In 1982 he beat Lowe 5-3 to lift the title, and seven years later he disposed of Bristow, another of his great rivals, 6-4, after Bristow had recovered from being 5-0 down to reduce the score to 5-4.

He reached at least the quarter-finals of every world championship between 1979 and 1991, won the British Professional Championship four times between 1981 and 1988, and was also a three-time Scottish Masters champion.

Wilson, who was married, and had three children made his final TV appearance in the 1995 PDC World Matchplay, retiring from darts a year later.
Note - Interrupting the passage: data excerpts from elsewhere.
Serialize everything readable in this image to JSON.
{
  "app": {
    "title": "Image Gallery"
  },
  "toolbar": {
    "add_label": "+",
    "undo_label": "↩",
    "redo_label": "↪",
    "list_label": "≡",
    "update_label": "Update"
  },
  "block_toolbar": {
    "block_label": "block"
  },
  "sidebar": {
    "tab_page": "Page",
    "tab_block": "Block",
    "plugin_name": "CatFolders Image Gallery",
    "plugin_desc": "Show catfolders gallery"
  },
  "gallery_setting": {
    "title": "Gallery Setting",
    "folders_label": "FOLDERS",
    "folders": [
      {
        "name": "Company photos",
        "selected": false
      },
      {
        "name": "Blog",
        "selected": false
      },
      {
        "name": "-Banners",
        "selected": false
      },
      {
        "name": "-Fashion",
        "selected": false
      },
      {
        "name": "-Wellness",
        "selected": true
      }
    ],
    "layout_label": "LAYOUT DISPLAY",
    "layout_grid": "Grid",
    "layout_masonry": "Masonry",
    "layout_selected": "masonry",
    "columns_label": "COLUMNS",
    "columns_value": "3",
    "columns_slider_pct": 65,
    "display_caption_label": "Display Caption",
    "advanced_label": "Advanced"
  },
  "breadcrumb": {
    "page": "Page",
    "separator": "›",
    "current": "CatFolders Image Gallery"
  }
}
Many also recalled the celebrated moment in 1982 when, on Top of the Pops, a photograph of him was displayed on a giant screen as Dexy's Midnight Runners played their hit single, Jackie Wilson Said. On Twitter yesterday, darts commentator Sid Waddell wrote: "Me and my lad Nick are working on a book that will show the human, sensitive side of Jocky –a scruffy orphanage-raised laddie."

In an earlier tweet he wrote: "Despite his faults he had a heart of gold."

The Scot's death even trended worldwide on the social network site, with one user noting: "A genuine star. In tribute we shouldn't say he died at 62, we should say he nailed a treble 10, double 16 checkout."